Saint-Martin explique ensuite que la vertu des sacrifices vient du rapport que l'homme possède avec les animaux et la nature. En outre,

[II n'est pas difficile non plus de sentir combien cette institution, si salutaire dans son principe et dans son objet, auroit procuré d'avantages à l'homme s'il l'eût suivie dans son véritable esprit ; il suffiroit pour cela de jeter de nouveau les yeux sur les sacrifices rétablis du temps de Moïse, et de reconnoître qu'] en les observant fidèlement, le peuple n'eût jamais été abandonné, et auroit attiré sur lui tous les biens dont il étoit susceptible alors, (...) (20).
[Quant au sacrifice perpétuel,] les holocaustes extraordinaires qui y étoient joints lors des trois grandes fêtes, avoient pour objet de faire descendre sur le peuple des vertus actives qui pussent correspondre au plan de ces diverses époques ; car on y voit des taureaux, des béliers, sept agneaux, indépendamment de toutes les offrandes qui se joignoient universellement aux holocaustes (21).

Enfin,

(...) II y a eu des substances et des espèces, soit de minéraux, soit de végétaux, soit d'animaux mieux conservées les unes que les autres, c'est-à-dire, qui sont restées dépositaires d'une plus grande portion des propriétés vives et puissantes de l'état primitif des choses (...) (22).

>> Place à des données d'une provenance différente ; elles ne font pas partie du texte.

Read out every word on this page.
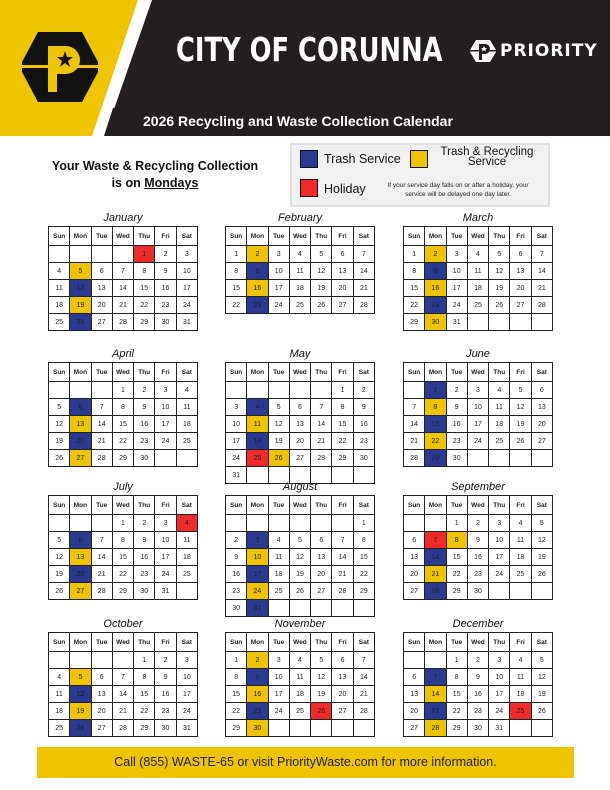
CITY OF CORUNNA	PRIORITY
2026 Recycling and Waste Collection Calendar
Your Waste & Recycling Collection
is on Mondays
Trash Service	Trash & Recycling Service
Holiday	If your service day falls on or after a holiday, your service will be delayed one day later.
January
Sun	Mon	Tue	Wed	Thu	Fri	Sat
				1	2	3
4	5	6	7	8	9	10
11	12	13	14	15	16	17
18	19	20	21	22	23	24
25	26	27	28	29	30	31
February
Sun	Mon	Tue	Wed	Thu	Fri	Sat
1	2	3	4	5	6	7
8	9	10	11	12	13	14
15	16	17	18	19	20	21
22	23	24	25	26	27	28
March
Sun	Mon	Tue	Wed	Thu	Fri	Sat
1	2	3	4	5	6	7
8	9	10	11	12	13	14
15	16	17	18	19	20	21
22	23	24	25	26	27	28
29	30	31				
April
Sun	Mon	Tue	Wed	Thu	Fri	Sat
			1	2	3	4
5	6	7	8	9	10	11
12	13	14	15	16	17	18
19	20	21	22	23	24	25
26	27	28	29	30		
May
Sun	Mon	Tue	Wed	Thu	Fri	Sat
					1	2
3	4	5	6	7	8	9
10	11	12	13	14	15	16
17	18	19	20	21	22	23
24	25	26	27	28	29	30
31						
June
Sun	Mon	Tue	Wed	Thu	Fri	Sat
	1	2	3	4	5	6
7	8	9	10	11	12	13
14	15	16	17	18	19	20
21	22	23	24	25	26	27
28	29	30				
July
Sun	Mon	Tue	Wed	Thu	Fri	Sat
			1	2	3	4
5	6	7	8	9	10	11
12	13	14	15	16	17	18
19	20	21	22	23	24	25
26	27	28	29	30	31	
August
Sun	Mon	Tue	Wed	Thu	Fri	Sat
						1
2	3	4	5	6	7	8
9	10	11	12	13	14	15
16	17	18	19	20	21	22
23	24	25	26	27	28	29
30	31					
September
Sun	Mon	Tue	Wed	Thu	Fri	Sat
		1	2	3	4	5
6	7	8	9	10	11	12
13	14	15	16	17	18	19
20	21	22	23	24	25	26
27	28	29	30			
October
Sun	Mon	Tue	Wed	Thu	Fri	Sat
				1	2	3
4	5	6	7	8	9	10
11	12	13	14	15	16	17
18	19	20	21	22	23	24
25	26	27	28	29	30	31
November
Sun	Mon	Tue	Wed	Thu	Fri	Sat
1	2	3	4	5	6	7
8	9	10	11	12	13	14
15	16	17	18	19	20	21
22	23	24	25	26	27	28
29	30					
December
Sun	Mon	Tue	Wed	Thu	Fri	Sat
		1	2	3	4	5
6	7	8	9	10	11	12
13	14	15	16	17	18	19
20	21	22	23	24	25	26
27	28	29	30	31		
Call (855) WASTE-65 or visit PriorityWaste.com for more information.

Ces aperçus de Saint-Martin contiennent une part de vérité (23). Mais Moïse ordonna certains sacrifices comme devoirs religieux pour des raisons sanitaires qu'il avait en vue, car les tribus dénuées de réflexion accompliraient volontiers des actes de dévotion qui auraient pu être omis s'ils avaient été imposés uniquement comme mesures d'hygiène (24). Toutefois, les offrandes brûlées furent instituées pour d'autres raisons qui ne diffèrent guère de celles qui se trouvent à l'origine des sacrifices hindous et dont la loi est exprimée dans notre chapitre par ces mots :

Les êtres sont nourris d'aliments. Les aliments ont leur origine dans la pluie. La pluie est le fruit du sacrifice. Le sacrifice est accompli par l'action (25).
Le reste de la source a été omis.